Mit "Tod am Nachmittag" schuf Ernest Hemingway für das Phänomen Stierkampf ein literarisches Denkmal, doch die Diskussion über das archaische Tötungsritual dauert schon Jahrzehnte an. Ist die Corrida eine gänzlich überholte, voyeuristischen Veranstaltung zur Gewaltverherrlichung oder das Sinnbild für das Verhältnis des Menschen zur Schöpfung? Ist der Stierkampf mehr als nur Tierquälerei?
  1. #10

    Stierkampf ist Heimat!

    Zitat von sysop Beitrag anzeigen
    Mit "Tod am Nachmittag" schuf Ernest Hemingway für das Phänomen Stierkampf ein literarisches Denkmal, doch die Diskussion über das archaische Tötungsritual dauert schon Jahrzehnte an. Ist die Corrida eine gänzlich überholte, voyeuristischen Veranstaltung zur Gewaltverherrlichung oder das Sinnbild für das Verhältnis des Menschen zur Schöpfung? Ist der Stierkampf mehr als nur Tierquälerei?
    Stierkampf ist schon mal eine schlechte Übersetzung des eigentlichen Treibens. Er ist die Weiterführung eines über tausendjährigen Kultes um den Stier, der Stier ist nicht das Opfer der Corrida sondern ihr Grund und Zweck. Nicht umsonst hat er Literaten, Maler, Bildhauer, Musik, Tanz und Fußballer (!) inspiriert. Das Ritual umschließt den Tod, etwas womit viele Probleme haben, das ist aber nichts Neues. Wer Millionen von Tieren täglich tötet, die nie eine Leben hatten, kritisiert dann den Stierkampf. Der Stier hat ein Leben in Freiheit und lebt als das wilde Tier, das er ist, bis zum Tag der Corrida, wo er eine Chance erhält, seinen Gegner aufzuspießen, wenn dieser einen Fehler macht. Ihm diese Möglichkeit zu geben, ist Ausdruck für Respekt und nicht Missachtung. Wie kann man einen Stierkämpfer als Mörder beschimpfen, sind Metzger auch Mörder? Die Heuchelei ist immens. Wie wäre es die Tradition einmal wirklich so darzustellen wie sie ist? Das gelingt nicht einmal mehr dem Spiegel, dessen Reporter sogenannten Tierschützern auf den Leim gegangen sind, die Lügen über Aufzucht und Behandlung der Tiere verbreiten. Der Stierkampf war schon immer kontroversiell, doch ist seine Verwurzelung in der mediterranen Kultur allgegenwärtig, und in Spanien hat man ihn zu einer Kunstart entwickelt. Während des Kampfes ist der Stier von seinem eigenen Adrenalin betäubt und geschieht sein Tod nicht rasch, kostet es den Torero die Ehre. Der Toro wird nicht in stinkenden Schlachthöfen am Fließband hinterrücks getötet, sondern findet den Tod von der Hand eines Toreros, der sein Leben dem Stier gewidmet hat.. Viva la fiesta brava!
  2. #11

    Zitat von spitzbube Beitrag anzeigen
    Stimmt.



    Wir sind allerdings auch nicht besser: unsere Massentierfabrikation ist nichts anderes als übelste Tierquälerei. Und ob es in deutschen Schlachthöfen unbedingt "humaner" zugeht als in einer spanischen Stierkampfarena, wage ich zu bezweifeln.
    Es kommt sicherlich vor, hoffentlich selten, daß Leute, die in einem Schlachtbetrieb arbeiten, Spaß am Töten von Tieren haben.

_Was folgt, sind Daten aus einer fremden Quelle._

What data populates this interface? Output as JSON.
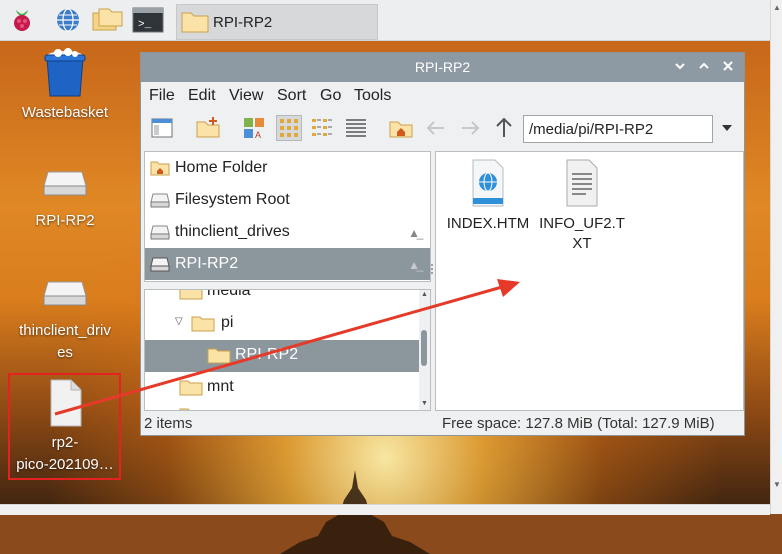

    Was aber hier, in D, nicht vorkommt, und auch hoffentlich niemals vorkommen wird, ist, daß diese Schlachterei vorher mit stundenlanger Tierquälerei verbunden und öffentlich in Arenen oder im TV als Volksbelustigung durchgeführt wird, und die Schlachter, die das Rind am meisten quälen, als Volksheld bejubelt werden.
  3. #12

    Danke

    Zitat von alop Beitrag anzeigen
    Stierkampf ist schon mal eine schlechte Übersetzung des eigentlichen Treibens. Er ist die Weiterführung eines über tausendjährigen Kultes um den Stier, der Stier ist nicht das Opfer der Corrida sondern ihr Grund und Zweck. Nicht umsonst hat er Literaten, Maler, Bildhauer, Musik, Tanz und Fußballer (!) inspiriert. Das Ritual umschließt den Tod, etwas womit viele Probleme haben, das ist aber nichts Neues. Wer Millionen von Tieren täglich tötet, die nie eine Leben hatten, kritisiert dann den Stierkampf. Der Stier hat ein Leben in Freiheit und lebt als das wilde Tier, das er ist, bis zum Tag der Corrida, wo er eine Chance erhält, seinen Gegner aufzuspießen, wenn dieser einen Fehler macht. Ihm diese Möglichkeit zu geben, ist Ausdruck für Respekt und nicht Missachtung. Wie kann man einen Stierkämpfer als Mörder beschimpfen, sind Metzger auch Mörder? Die Heuchelei ist immens. Wie wäre es die Tradition einmal wirklich so darzustellen wie sie ist? Das gelingt nicht einmal mehr dem Spiegel, dessen Reporter sogenannten Tierschützern auf den Leim gegangen sind, die Lügen über Aufzucht und Behandlung der Tiere verbreiten. Der Stierkampf war schon immer kontroversiell, doch ist seine Verwurzelung in der mediterranen Kultur allgegenwärtig, und in Spanien hat man ihn zu einer Kunstart entwickelt. Während des Kampfes ist der Stier von seinem eigenen Adrenalin betäubt und geschieht sein Tod nicht rasch, kostet es den Torero die Ehre. Der Toro wird nicht in stinkenden Schlachthöfen am Fließband hinterrücks getötet, sondern findet den Tod von der Hand eines Toreros, der sein Leben dem Stier gewidmet hat.. Viva la fiesta brava!
    für den Beitrag.
    Nicht nur, dass Kampfstiere ein unvergleichlich artgerechteres Leben führen dürfen als unsere Schlacht - Nutztiere.
    So chancenlos sind sie auch nicht.nicht.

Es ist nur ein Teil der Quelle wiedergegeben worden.